Well, there you have it, the best and the brightest videogames and game systems available. But we felt that there was just one more category that should be considered, and that was an overall rating of the various software manufacturers. We gauged all of the companies based upon how well they were able to consistently produce interesting games. Since the 2600 system has been around for the longest time, there was obviously a greater variety of companies and software to choose from for the purpose of evaluation.
With the 2600 as a base, we determined everyone’s position by using a percentage of good games. versus lesser games. Here, our only consideration was quality, and not price. For some would argue (and did) that a mediocre M-Network game at $5.00 is better than a good Activision game priced at $30.00
Should a consumer buy a game “blind”, that is to say with no prior knowledge of the game, but only the manufacturer, (s)he has the best chance of getting a good game with Activision. Approximately 85% of all Activision games are quality. Imagic follows with 70% of their games worth buying.

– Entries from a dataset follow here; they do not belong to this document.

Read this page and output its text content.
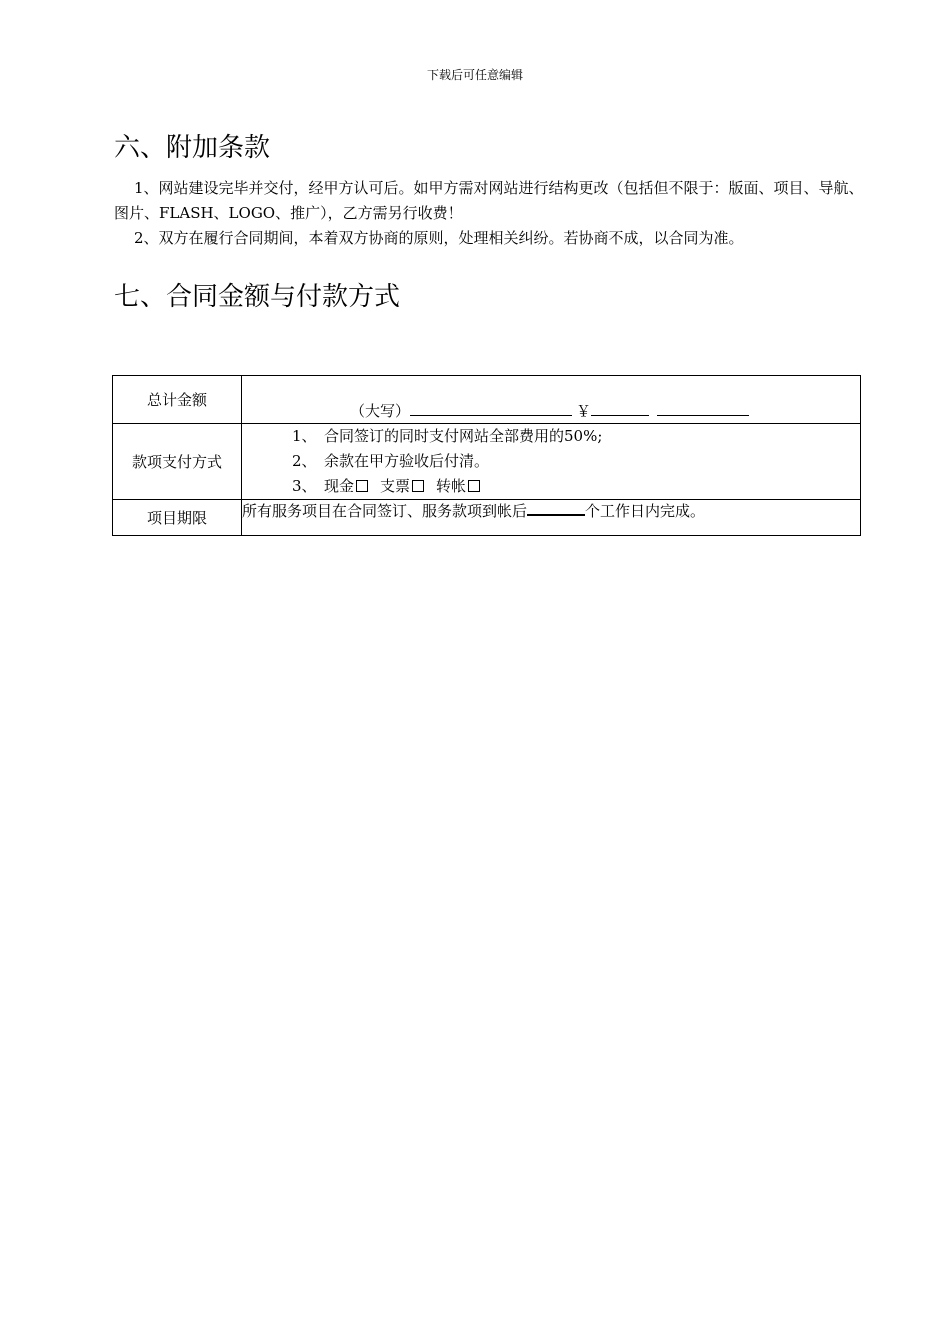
下载后可任意编辑
六、附加条款

1、网站建设完毕并交付，经甲方认可后。如甲方需对网站进行结构更改（包括但不限于：版面、项目、导航、图片、FLASH、LOGO、推广），乙方需另行收费！

2、双方在履行合同期间，本着双方协商的原则，处理相关纠纷。若协商不成，以合同为准。

七、合同金额与付款方式
总计金额	（大写） ￥

款项支付方式	1、 合同签订的同时支付网站全部费用的50%;
2、 余款在甲方验收后付清。
3、 现金 支票 转帐

项目期限	所有服务项目在合同签订、服务款项到帐后 个工作日内完成。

The defunct Telesys games are next in line, with about 60% of their output being recommendable. Data Age (which also went Chapter 11) also runs about 60%. Midway down the list is the giant Atari at 50%. Atari has such a low rating because, while they have produced a far greater wealth of games, they have had as many turkeys as hits. Perhaps if some of the other companies had produced as many games as Atari, they would also have a lower percentage of hit games.
Parker Brothers and CBS tie at 35%, while Apollo Games comes in at 30%. Just under them at 25% is Tigervision. With a whopping 20% are three companies: M-Network, U.S. Games, and Spectravideo. At the bottom of the heap are the 20th Century Fox Games of the Century and Zimag at 10%. Any company not mentioned in this survey either does not deserve a rating, because they scored so low, or did not produce enough games to accrue an accurate score.
With many of the early leaders in the field dropping by the wayside, those that survive the videogame wars will surely be the best of the best, and will produce some fantastic games! Like the movie business, there will be fewer, but more carefully prepared, offerings. Unlike the movie business, the denominator will not be the “lowest common”…but the “highest possible.”
Does that sound overly optimistic? Perhaps it is. But we have the highest hopes for the future of videogaming; we take a great deal of pride in its past.
Videogaming will continue to bring families and friends together for an active, rather than a passive purpose. Videogames provide the handicapped and the institutionalized with a measure of relief—call it an escape if you like—an outlet for energies, a goal toward which to work. Video or computergames can become the equalizer between children of unequal athletic or academic abilities. They provide a painless first step into the world of computers.
And they’re fun. Or at least, we at VCI are sure that the best and the brightest will continue to be.